In this list,you can identify three different project directories. In addition, there are several other important directories, most notably the .ssh directory containing your ssh key pair.

For brevity’s sake, this blog focuses on the project directories and .ssh directory, but the below approach can easily be extended to other directories of interest. We treat project directories as a set of documents that can simply be copied to a dedicated directory in your DBFS. We advise that the location to which you are backing up the code only be accessible to an admin account and that the job associated with the backup process is run by that admin account. This will reduce the chance of undesired access to any R code that is stored in the backup. The full code required for such a process is shared in the notebooks attached to this blog.

On the other hand, the .ssh directory requires a slightly different approach. Inside the .ssh directory, both users' public and private keys are stored. While the public key does not require any further care than that of any other file, the private key is considered sensitive data and does require proper care. Enter scene Databricks CLI and Databricks Secrets. With Databricks CLI, we get an easy way to interact programmatically with Databricks Secrets and via secrets a way to securely store sensitive data. We can easily install Databricks CLI on a cluster by running:

%pip install databricks-cli

This allows to run the following command in shell:

databricks secrets put --scope rstudio_backup --key unique_username --binary-file /path/to/private_key

There are few considerations to keep in mind. Ssh keys generated by RStudio will implement the RSA algorithm, with a default private key size of 2048 bits. Secrets do have a limit on how much data can be stored in a single scope; up to a 1000 individual secrets can be stored in a single scope. Furthermore, each secret must be 128KB of data or less. Given these considerations and constraints, we propose one secret per user that contains any sensitive data. This would require storing data as a JSON string in case of multiple sensitive values:

{
   ‘private_key’: ‘key_payload’,
   ‘another_secret’: ‘xxxxxxxxxxxxxxx.xx’
   ‘access_token’: ‘xxxxxxxxxxxxxxxxxxxxxxxxxxxxxxxxxx’
}

The previous example illustrates how to construct a JSON string containing a private key payload together with the two additional secrets required for the user to carry out their work. This approach can be extended to contain any number of sensitive values as long as their combined size fits within the 128KB limit. An alternative approach would be to have a separate secret for each stored value; this would reduce the maximum number of users per RStudio cluster that can be backed up to 1000/N users, where N is the number of stored secrets per user.

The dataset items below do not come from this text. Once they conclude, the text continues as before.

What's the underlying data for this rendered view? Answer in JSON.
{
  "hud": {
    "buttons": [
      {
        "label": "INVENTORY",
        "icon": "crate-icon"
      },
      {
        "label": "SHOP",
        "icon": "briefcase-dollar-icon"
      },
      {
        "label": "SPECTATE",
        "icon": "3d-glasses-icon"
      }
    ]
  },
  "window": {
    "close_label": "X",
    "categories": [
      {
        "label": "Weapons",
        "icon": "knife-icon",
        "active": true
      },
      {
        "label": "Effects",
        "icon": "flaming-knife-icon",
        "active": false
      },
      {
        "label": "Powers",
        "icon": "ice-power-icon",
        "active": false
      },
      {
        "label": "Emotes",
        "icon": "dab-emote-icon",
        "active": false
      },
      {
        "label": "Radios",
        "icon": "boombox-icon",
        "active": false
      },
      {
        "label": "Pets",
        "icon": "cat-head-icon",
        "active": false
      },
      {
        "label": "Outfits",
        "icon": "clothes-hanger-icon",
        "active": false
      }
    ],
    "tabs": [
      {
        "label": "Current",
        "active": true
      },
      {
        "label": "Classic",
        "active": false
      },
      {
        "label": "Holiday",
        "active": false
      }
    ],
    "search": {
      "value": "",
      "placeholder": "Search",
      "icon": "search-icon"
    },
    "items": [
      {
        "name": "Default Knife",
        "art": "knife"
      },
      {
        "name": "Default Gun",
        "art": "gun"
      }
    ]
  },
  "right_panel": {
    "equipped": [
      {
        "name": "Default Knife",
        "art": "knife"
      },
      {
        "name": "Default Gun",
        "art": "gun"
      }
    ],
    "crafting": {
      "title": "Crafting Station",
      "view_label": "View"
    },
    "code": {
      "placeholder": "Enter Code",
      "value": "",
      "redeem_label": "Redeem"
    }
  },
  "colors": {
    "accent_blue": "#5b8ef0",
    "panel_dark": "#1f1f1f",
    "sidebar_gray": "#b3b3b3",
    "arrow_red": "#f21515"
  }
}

In the case where more than 1000 users are accessing the same RStudio instance and require automatic backups (or 333 users if we keep 3 separate secrets per user), you can create multiple secret scopes and iterate through scopes per each 1000 user batch.

Restoring the state

Now that backups are being created, in case of termination of RStudio cluster, we can easily restore the last known previous state of the cluster’s home directory and all the important users’ data that we have backed up, including ssh keys. Backing up ssh keys is important from an automation perspective, if we chose not to store ssh keys, each time we have RStudio cluster restarted, we would require a recreation of such keys and reintegration of such keys with the settings of our account on our Git provider. Storing ssh keys inside a dedicated secret scope removes this burden from the end user.

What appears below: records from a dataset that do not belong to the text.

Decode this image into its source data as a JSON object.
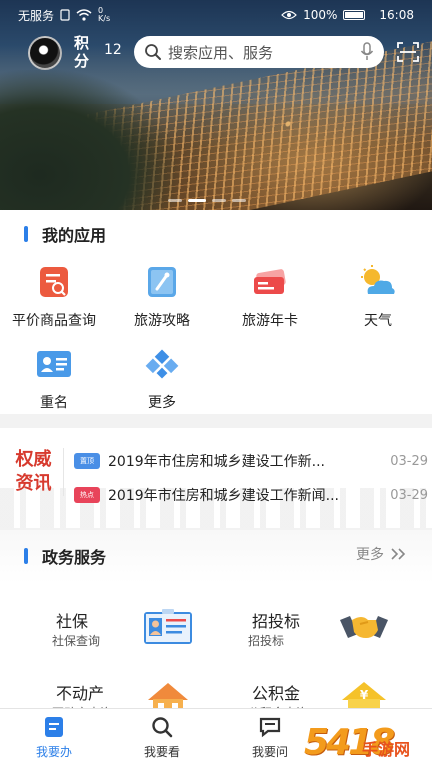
{
  "status_bar": {
    "carrier": "无服务",
    "network_speed": "0\nK/s",
    "battery": "100%",
    "time": "16:08"
  },
  "header": {
    "points_label": "积分",
    "points_value": "12",
    "search_placeholder": "搜索应用、服务"
  },
  "my_apps": {
    "title": "我的应用",
    "items": [
      {
        "label": "平价商品查询",
        "icon": "price-query-icon"
      },
      {
        "label": "旅游攻略",
        "icon": "travel-guide-icon"
      },
      {
        "label": "旅游年卡",
        "icon": "travel-card-icon"
      },
      {
        "label": "天气",
        "icon": "weather-icon"
      },
      {
        "label": "重名",
        "icon": "name-check-icon"
      },
      {
        "label": "更多",
        "icon": "more-apps-icon"
      }
    ]
  },
  "news": {
    "logo_line1": "权威",
    "logo_line2": "资讯",
    "items": [
      {
        "tag": "置顶",
        "tag_color": "#4a8fe6",
        "title": "2019年市住房和城乡建设工作新...",
        "date": "03-29"
      },
      {
        "tag": "热点",
        "tag_color": "#e8445a",
        "title": "2019年市住房和城乡建设工作新闻...",
        "date": "03-29"
      }
    ]
  },
  "gov_services": {
    "title": "政务服务",
    "more_label": "更多",
    "items": [
      {
        "name": "社保",
        "sub": "社保查询",
        "icon": "id-card-icon"
      },
      {
        "name": "招投标",
        "sub": "招投标",
        "icon": "handshake-icon"
      },
      {
        "name": "不动产",
        "sub": "不动产查询",
        "icon": "house-icon"
      },
      {
        "name": "公积金",
        "sub": "公积金查询",
        "icon": "house-yuan-icon"
      }
    ]
  },
  "bottom_nav": {
    "items": [
      {
        "label": "我要办",
        "active": true
      },
      {
        "label": "我要看",
        "active": false
      },
      {
        "label": "我要问",
        "active": false
      }
    ]
  },
  "watermark": {
    "main": "5418",
    "sub": "手游网"
  },
  "colors": {
    "accent": "#2c7fe8",
    "news_red": "#d73a2e"
  }
}
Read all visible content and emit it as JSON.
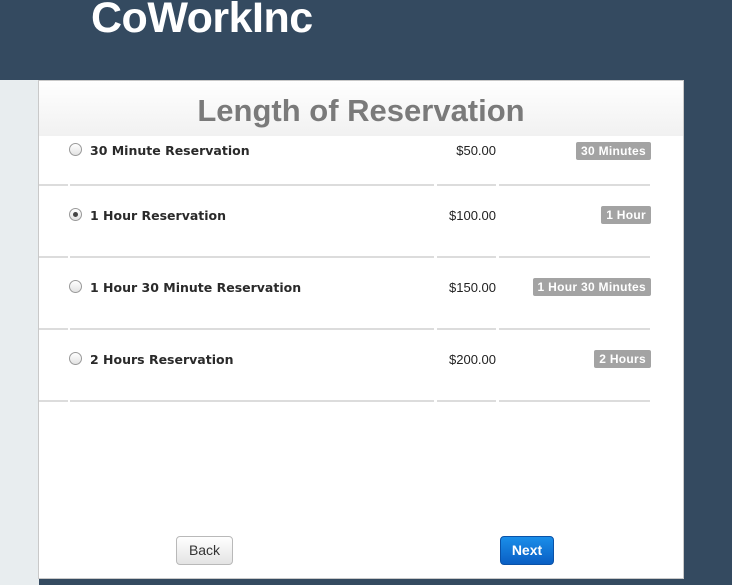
{
  "brand": "CoWorkInc",
  "page_title": "Length of Reservation",
  "options": [
    {
      "label": "30 Minute Reservation",
      "price": "$50.00",
      "badge": "30 Minutes",
      "selected": false
    },
    {
      "label": "1 Hour Reservation",
      "price": "$100.00",
      "badge": "1 Hour",
      "selected": true
    },
    {
      "label": "1 Hour 30 Minute Reservation",
      "price": "$150.00",
      "badge": "1 Hour 30 Minutes",
      "selected": false
    },
    {
      "label": "2 Hours Reservation",
      "price": "$200.00",
      "badge": "2 Hours",
      "selected": false
    }
  ],
  "buttons": {
    "back": "Back",
    "next": "Next"
  },
  "colors": {
    "background": "#344a60",
    "next_button": "#0a6fd8",
    "badge": "#a3a3a3"
  }
}
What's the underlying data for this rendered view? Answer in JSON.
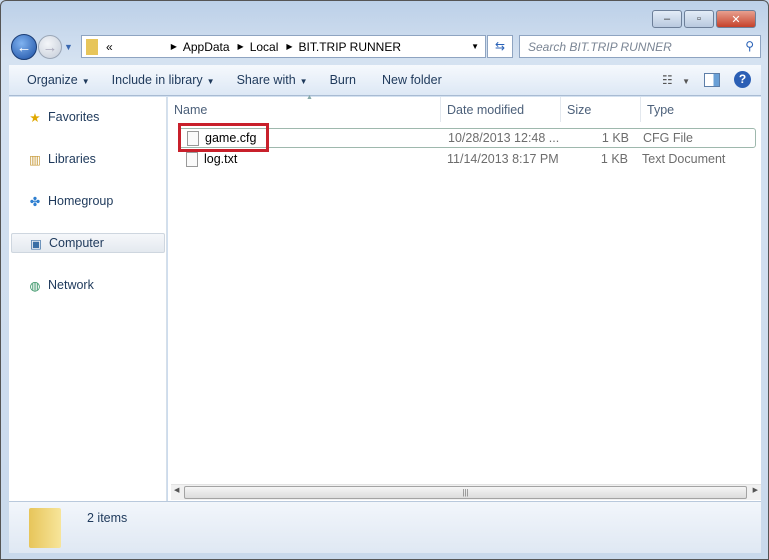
{
  "window": {
    "minimize": "▭",
    "maximize": "▢",
    "close": "✕"
  },
  "address": {
    "overflow": "«",
    "crumbs": [
      "AppData",
      "Local",
      "BIT.TRIP RUNNER"
    ],
    "search_placeholder": "Search BIT.TRIP RUNNER"
  },
  "toolbar": {
    "organize": "Organize",
    "include": "Include in library",
    "share": "Share with",
    "burn": "Burn",
    "new_folder": "New folder",
    "help": "?"
  },
  "nav": {
    "items": [
      "Favorites",
      "Libraries",
      "Homegroup",
      "Computer",
      "Network"
    ],
    "selected": "Computer"
  },
  "columns": [
    "Name",
    "Date modified",
    "Size",
    "Type"
  ],
  "files": [
    {
      "name": "game.cfg",
      "date": "10/28/2013 12:48 ...",
      "size": "1 KB",
      "type": "CFG File"
    },
    {
      "name": "log.txt",
      "date": "11/14/2013 8:17 PM",
      "size": "1 KB",
      "type": "Text Document"
    }
  ],
  "status": {
    "count": "2 items"
  },
  "colors": {
    "highlight": "#c8202b"
  }
}
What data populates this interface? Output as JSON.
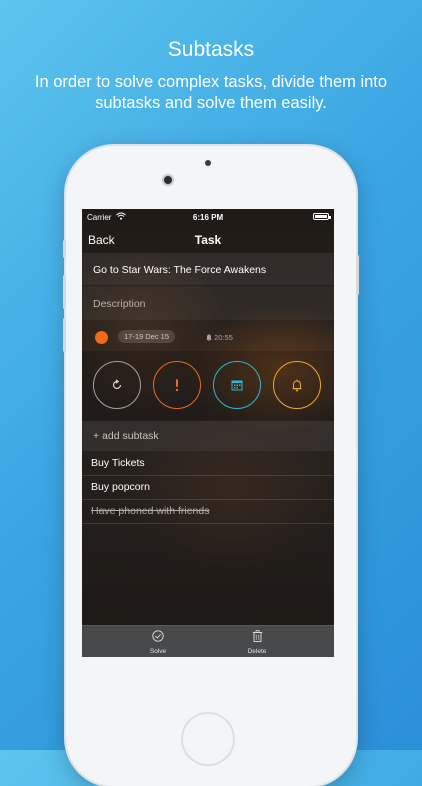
{
  "promo": {
    "title": "Subtasks",
    "subtitle": "In order to solve complex tasks, divide them into subtasks and solve them easily."
  },
  "status_bar": {
    "carrier": "Carrier",
    "time": "6:16 PM"
  },
  "nav": {
    "back_label": "Back",
    "title": "Task"
  },
  "task": {
    "title": "Go to Star Wars: The Force Awakens",
    "description_placeholder": "Description",
    "date_range": "17-19 Dec 15",
    "time": "20:55",
    "priority_color": "#ef6a1a"
  },
  "actions": [
    {
      "icon": "repeat-icon",
      "color": "#a7a3a0"
    },
    {
      "icon": "priority-icon",
      "color": "#ef6a1a"
    },
    {
      "icon": "calendar-icon",
      "color": "#2cb8d8"
    },
    {
      "icon": "bell-icon",
      "color": "#f0a92a"
    }
  ],
  "subtasks": {
    "add_label": "+ add subtask",
    "items": [
      {
        "label": "Buy Tickets",
        "done": false
      },
      {
        "label": "Buy popcorn",
        "done": false
      },
      {
        "label": "Have phoned with friends",
        "done": true
      }
    ]
  },
  "toolbar": {
    "solve_label": "Solve",
    "delete_label": "Delete"
  }
}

Databricks has created a second notebook that restores all backed up R projects for all RStudio users and their code. This notebook should be run on demand once the RStudio has been created and warmed up.

This functionality unlocks several different aspects of the platform; the code is now more durable and automatically backed up. If the cluster requires reconfiguration, the last known state can be easily restored and is no longer conditioned on everyone manually pushing their code to a Git repository. Note that storing your code against Git frequently is still the best practice, and our solution intends to augment such best practices – not replace them.